Mat Osman de Suede : « La plus grande différence entre Richard et moi, c’est qu’il n’a aucun intérêt à être cool » | Fiction

Jles groupes de heatre sont comme des groupes de rock, dit le musicien Mat Osman, préparant le thé dans sa loge avant le sound check. Leur durée de vie naturelle est courte; ils ont tendance à produire des étincelles, à brûler et à s’effondrer. C’est une histoire aussi vieille que le temps. Ils pourraient tout aussi bien lire un script.

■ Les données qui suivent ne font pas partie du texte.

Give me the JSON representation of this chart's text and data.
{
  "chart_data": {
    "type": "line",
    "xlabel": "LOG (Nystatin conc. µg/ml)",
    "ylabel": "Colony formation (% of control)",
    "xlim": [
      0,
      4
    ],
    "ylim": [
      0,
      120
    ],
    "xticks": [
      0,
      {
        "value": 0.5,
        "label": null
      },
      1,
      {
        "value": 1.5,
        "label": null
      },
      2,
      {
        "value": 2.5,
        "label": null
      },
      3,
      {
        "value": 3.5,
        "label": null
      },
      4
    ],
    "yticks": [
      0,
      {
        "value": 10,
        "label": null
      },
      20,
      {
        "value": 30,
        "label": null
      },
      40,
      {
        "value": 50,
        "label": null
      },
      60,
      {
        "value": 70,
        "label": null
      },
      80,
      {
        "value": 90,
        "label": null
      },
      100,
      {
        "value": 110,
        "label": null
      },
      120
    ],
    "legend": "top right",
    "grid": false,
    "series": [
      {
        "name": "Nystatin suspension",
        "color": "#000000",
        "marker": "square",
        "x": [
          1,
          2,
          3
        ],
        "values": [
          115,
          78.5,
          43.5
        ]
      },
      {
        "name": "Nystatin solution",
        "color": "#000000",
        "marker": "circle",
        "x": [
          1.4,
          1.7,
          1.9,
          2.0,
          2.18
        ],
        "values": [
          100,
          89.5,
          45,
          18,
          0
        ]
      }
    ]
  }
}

« Chaque groupe », dit-il. «Chaque troupe d’acteurs. Ils ont tous commencé à sentir qu’ils faisaient quelque chose de frais et de nouveau. Mais c’est comme une tragédie grecque. C’est toujours de l’orgueil, et vous dépassez toujours et pensez que vous êtes meilleur que vous ne l’êtes. C’est toujours la même histoire. Et c’est toujours putain d’Icare.

Osman en a fait l’expérience en tant que bassiste de Suede, le groupe qu’il a cofondé à la fin des années 80 avec son camarade de classe Brett Anderson. Maintenant, il l’a également écrit sous la forme d’un roman sur les enfants acteurs maudits dans le Londres élisabéthain. C’est un livre sur la performance, dit-il, parce que le sujet le passionne. Tout le monde joue, qu’il soit sur scène ou non. Ils pourraient jouer le rôle d’une rock star, d’un employé de bureau, d’un chauffeur de camionnette, d’un écrivain. Et s’ils jouent assez bien le rôle, qui peut dire que ce n’est pas vrai ?

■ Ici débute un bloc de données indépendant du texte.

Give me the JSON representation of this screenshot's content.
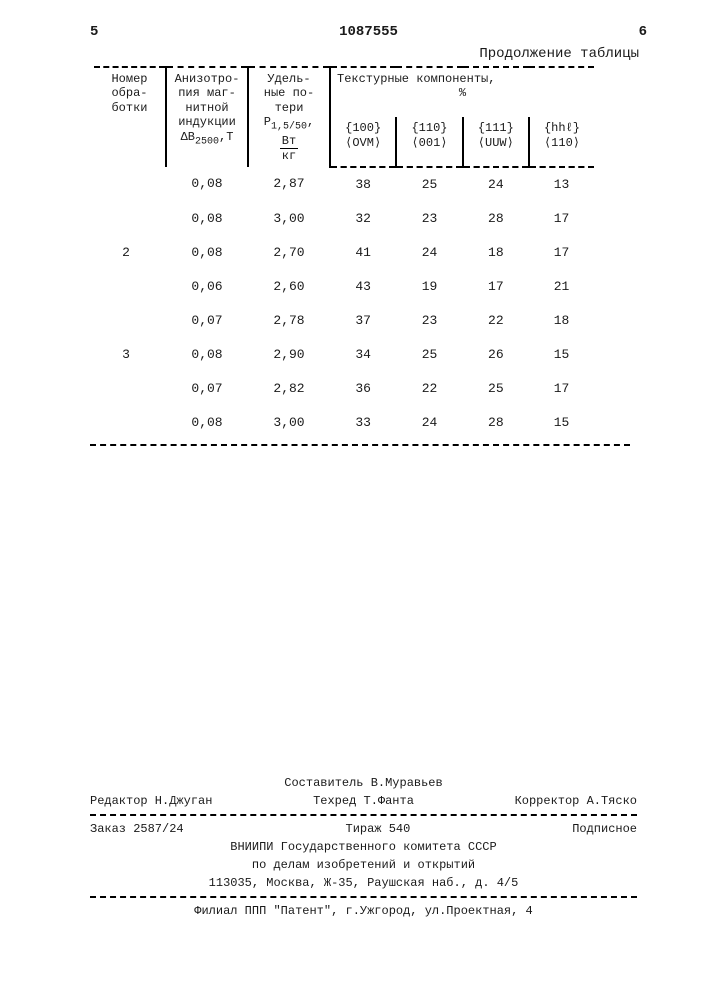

Nous nous rencontrons dans les coulisses de l’O2 Academy de Bristol, à la fin de la dernière tournée britannique de Suede. Osman est d’une taille imposante et la pièce est comiquement petite, mais c’est le monde qu’il connaît; chez lui pendant les 90 prochaines minutes. The Ghost Theatre, explique-t-il, a été en partie écrit sur la route. « La tournée est absolument géniale pour l’écriture. Les gens disent toujours : ‘Comment trouvez-vous le temps de faire les deux ?’ Mais je ne commence pas à travailler avant neuf heures du soir – le reste de la journée je suis assis à l’hôtel ou dans des endroits comme celui-ci. Que vais-je faire d’autre qu’écrire ?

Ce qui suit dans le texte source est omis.